CRCNS: Cortical representation of phonetic, syntactic and semantic information during speech perception and language comprehension
University Of California-Berkeley, Berkeley CA
Investigators
Abstract
The overarching goal of this project is to discover how language-related information is represented and processed in the human brain. To address this issue we propose to use a novel computational modeling approach, voxel-wise modeling. Voxel-wise modeling draws from the principles of nonlinear system identification, and it provides an efficient method for using complex data sets collected under naturalistic conditions to test multiple hypotheses about language representation. The specific research plan is divided into three aims, each targeted at a different form of language-related information. Aim 1 will reveal how low-level features of speech, such as spectral power, spectral modulation and phonemic structure, are represented across human cortex. Subjects will passively listen to human speech while hemodynamic brain activity is recorded by functional MRI. Voxel-wise modeling will then be used to determine how each point in the brain (i.e., each voxel, or volumetric pixel) is tuned for these various features. Using analogous methods, Aim 2 will reveal how syntactic and semantic features are represented across cortex.
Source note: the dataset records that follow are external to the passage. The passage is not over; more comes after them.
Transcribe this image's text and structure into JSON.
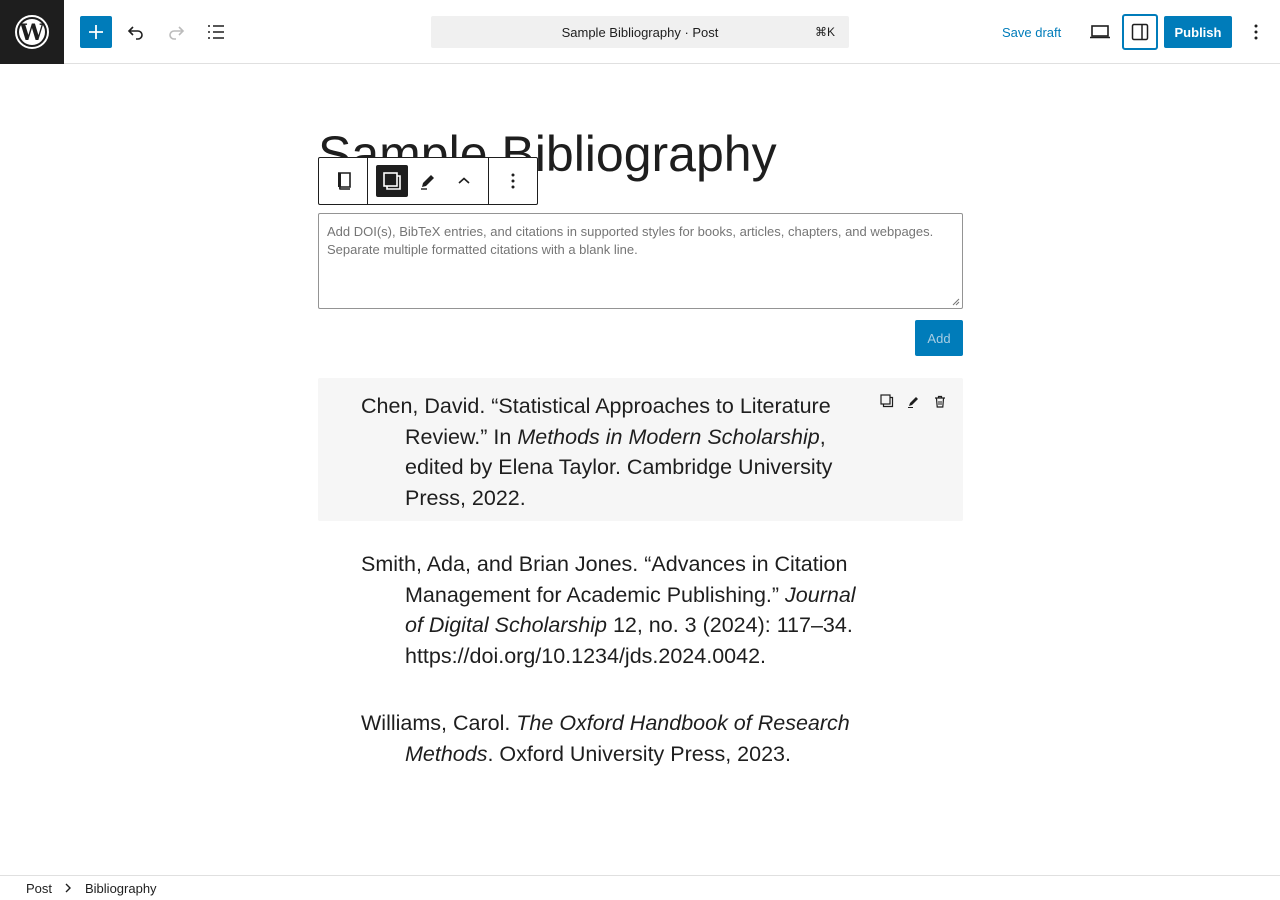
{
  "header": {
    "logo_icon": "wordpress-logo-icon",
    "command_bar": {
      "title": "Sample Bibliography · Post",
      "shortcut": "⌘K"
    },
    "save_draft_label": "Save draft",
    "publish_label": "Publish",
    "accent_color": "#007cba"
  },
  "post": {
    "title": "Sample Bibliography"
  },
  "block_toolbar": {
    "icons": [
      "bibliography-block-icon",
      "copy-icon",
      "edit-pencil-icon",
      "chevron-up-icon",
      "options-vertical-icon"
    ]
  },
  "citation_input": {
    "placeholder": "Add DOI(s), BibTeX entries, and citations in supported styles for books, articles, chapters, and webpages. Separate multiple formatted citations with a blank line.",
    "add_label": "Add"
  },
  "entries": [
    {
      "lead": "Chen, David. “Statistical Approaches to Literature Review.” In ",
      "italic": "Methods in Modern Scholarship",
      "tail": ", edited by Elena Taylor. Cambridge University Press, 2022."
    },
    {
      "lead": "Smith, Ada, and Brian Jones. “Advances in Citation Management for Academic Publishing.” ",
      "italic": "Journal of Digital Scholarship",
      "tail": " 12, no. 3 (2024): 117–34. https://doi.org/10.1234/jds.2024.0042."
    },
    {
      "lead": "Williams, Carol. ",
      "italic": "The Oxford Handbook of Research Methods",
      "tail": ". Oxford University Press, 2023."
    }
  ],
  "breadcrumb": {
    "items": [
      "Post",
      "Bibliography"
    ]
  }
}
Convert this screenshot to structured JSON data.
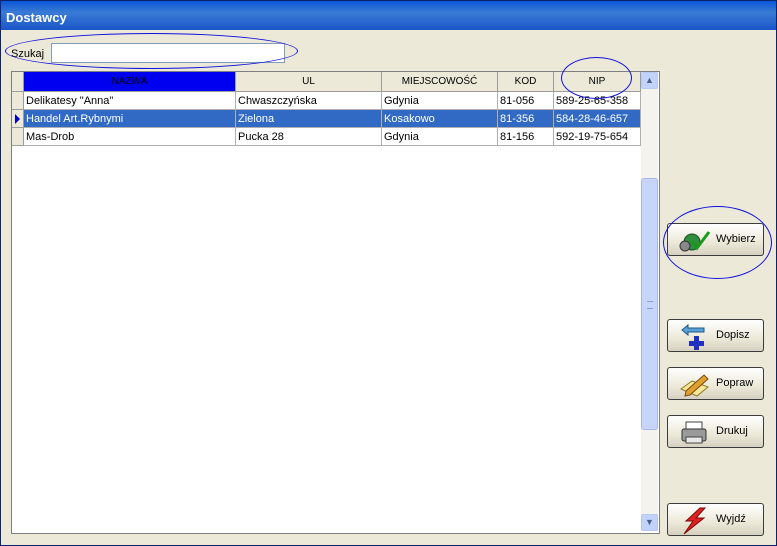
{
  "window": {
    "title": "Dostawcy"
  },
  "search": {
    "label": "Szukaj",
    "value": ""
  },
  "table": {
    "columns": [
      "NAZWA",
      "UL",
      "MIEJSCOWOŚĆ",
      "KOD",
      "NIP"
    ],
    "rows": [
      {
        "nazwa": "Delikatesy \"Anna\"",
        "ul": "Chwaszczyńska",
        "miejscowosc": "Gdynia",
        "kod": "81-056",
        "nip": "589-25-65-358"
      },
      {
        "nazwa": "Handel Art.Rybnymi",
        "ul": "Zielona",
        "miejscowosc": "Kosakowo",
        "kod": "81-356",
        "nip": "584-28-46-657"
      },
      {
        "nazwa": "Mas-Drob",
        "ul": "Pucka 28",
        "miejscowosc": "Gdynia",
        "kod": "81-156",
        "nip": "592-19-75-654"
      }
    ],
    "selected_row": 1
  },
  "buttons": {
    "wybierz": "Wybierz",
    "dopisz": "Dopisz",
    "popraw": "Popraw",
    "drukuj": "Drukuj",
    "wyjdz": "Wyjdź"
  },
  "colors": {
    "selection": "#316ac5",
    "active_header": "#0000f0",
    "annotation": "#1010e0"
  }
}
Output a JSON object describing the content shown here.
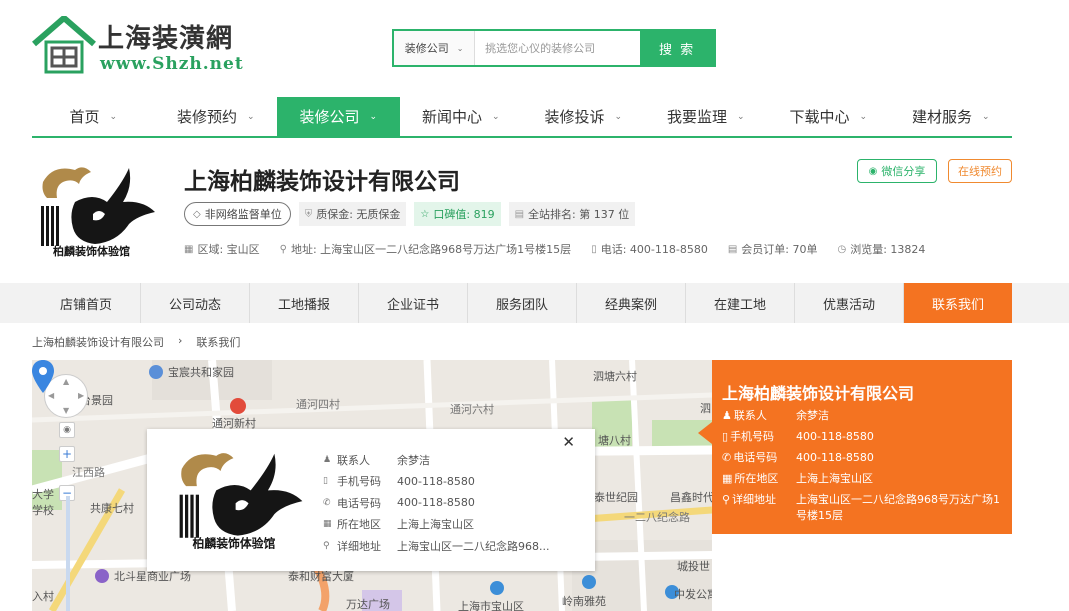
{
  "site": {
    "title": "上海装潢網",
    "url": "www.Shzh.net"
  },
  "search": {
    "category": "装修公司",
    "placeholder": "挑选您心仪的装修公司",
    "button": "搜 索"
  },
  "main_nav": {
    "items": [
      {
        "label": "首页"
      },
      {
        "label": "装修预约"
      },
      {
        "label": "装修公司",
        "active": true
      },
      {
        "label": "新闻中心"
      },
      {
        "label": "装修投诉"
      },
      {
        "label": "我要监理"
      },
      {
        "label": "下载中心"
      },
      {
        "label": "建材服务"
      }
    ]
  },
  "company": {
    "name": "上海柏麟装饰设计有限公司",
    "logo_text": "柏麟装饰体验馆",
    "share": "微信分享",
    "book": "在线预约",
    "badges": {
      "supervision": "非网络监督单位",
      "deposit": "质保金: 无质保金",
      "reputation": "口碑值: 819",
      "rank": "全站排名: 第 137 位"
    },
    "info": {
      "region": "区域: 宝山区",
      "address": "地址: 上海宝山区一二八纪念路968号万达广场1号楼15层",
      "phone": "电话: 400-118-8580",
      "orders": "会员订单: 70单",
      "views": "浏览量: 13824"
    }
  },
  "shop_nav": {
    "items": [
      {
        "label": "店铺首页"
      },
      {
        "label": "公司动态"
      },
      {
        "label": "工地播报"
      },
      {
        "label": "企业证书"
      },
      {
        "label": "服务团队"
      },
      {
        "label": "经典案例"
      },
      {
        "label": "在建工地"
      },
      {
        "label": "优惠活动"
      },
      {
        "label": "联系我们",
        "active": true
      }
    ]
  },
  "breadcrumb": {
    "home": "上海柏麟装饰设计有限公司",
    "sep": "›",
    "current": "联系我们"
  },
  "map": {
    "labels": {
      "l1": "宝宸共和家园",
      "l2": "通河新村",
      "l3": "通河四村",
      "l4": "通河六村",
      "l5": "泗塘六村",
      "l6": "台景园",
      "l7": "大学",
      "l8": "学校",
      "l9": "共康七村",
      "l10": "北斗星商业广场",
      "l11": "泰和财富大厦",
      "l12": "万达广场",
      "l13": "上海市宝山区",
      "l14": "岭南雅苑",
      "l15": "中发公寓",
      "l16": "泰世纪园",
      "l17": "昌鑫时代",
      "l18": "一二八纪念路",
      "l19": "城投世",
      "l20": "塘八村",
      "l21": "江西路",
      "l22": "泗",
      "l23": "入村"
    },
    "popup": {
      "rows": [
        {
          "key": "联系人",
          "value": "余梦洁"
        },
        {
          "key": "手机号码",
          "value": "400-118-8580"
        },
        {
          "key": "电话号码",
          "value": "400-118-8580"
        },
        {
          "key": "所在地区",
          "value": "上海上海宝山区"
        },
        {
          "key": "详细地址",
          "value": "上海宝山区一二八纪念路968..."
        }
      ]
    }
  },
  "contact_card": {
    "title": "上海柏麟装饰设计有限公司",
    "rows": [
      {
        "key": "联系人",
        "value": "余梦洁"
      },
      {
        "key": "手机号码",
        "value": "400-118-8580"
      },
      {
        "key": "电话号码",
        "value": "400-118-8580"
      },
      {
        "key": "所在地区",
        "value": "上海上海宝山区"
      },
      {
        "key": "详细地址",
        "value": "上海宝山区一二八纪念路968号万达广场1号楼15层"
      }
    ]
  },
  "colors": {
    "brand_green": "#2cb36b",
    "accent_orange": "#f47321"
  }
}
Finally, Aim 3 will reveal how language-related information is represented when it is delivered by auditory versus visual modalities. In this case speech and video stimuli will be used. Separate models will be estimated for data recorded during auditory and visual stimulation, and voxel-wise tuning will be compared across modalities. The voxel-wise computational models developed under this proposal will reveal how these various types of language-related information are represented across the cortical surface. These models will also provide clear predictions about how the brain will respond to novel speech stimuli. The results of the proposed research will have broad impacts on clinical problems related to speech perception and production, and they could form the basis of powerful brain decoding device that would enable neurological patients to communicate by thought alone.